Most felt that nothing short of a complete implosion of Fifa as an entity was necessary for any kind of world soccer governing body going forward. However, short of that the hope is that transparency becomes the norm and Infantino himself said we should now all judge Fifa by what they do and not what they say.
OK, so what you have done is play the victim card to recoup money that basically was not yours to begin with. You’re going backwards to go forward and even the most basic laws of physics tell you how this will end.
By admitting that the decision to award South Africa the 2010 World Cup was tainted, Fifa has opened a Pandora’s box. The very same odious collection of officials who let South Africa buy them were still in place when for the decision to award Russia and Qatar the 2018 and 2022 World Cup.

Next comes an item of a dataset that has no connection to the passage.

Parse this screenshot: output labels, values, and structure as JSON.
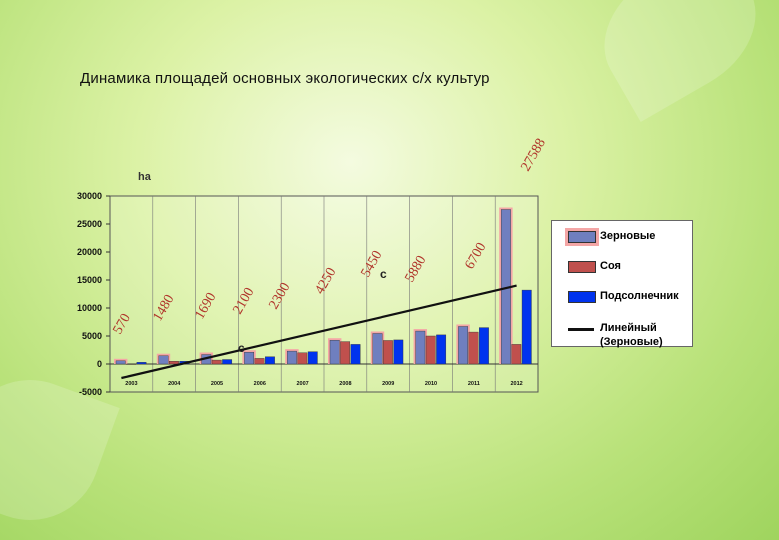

However, Infantino steadfastly claims that there is absolutely no proof of any kind of vote buying even though the Qatar decision is still inexplicable.
So maybe these corruptive elements had too much money in their pockets already and they demurred when they were called upon to select the World Cup hosts in 2018 and 2022. No, we’re good thanks. We got South Africa’s money now and our coffers are full, so in the name of transparency may the best bids win.
This is what Infantino is currently trying to sell you. Honestly, it is. Granted the scandals have hit Fifa’s pocketbook fairly hard, but it’s not like they are broke. They made US$2 billion alone on the 2014 World Cup in Brazil, and that is on the money that was reported. Who knows how much more is under the mattress?
Do yourself a favour, Gianni, cut your losses and move on. Otherwise you will be done before you even get started.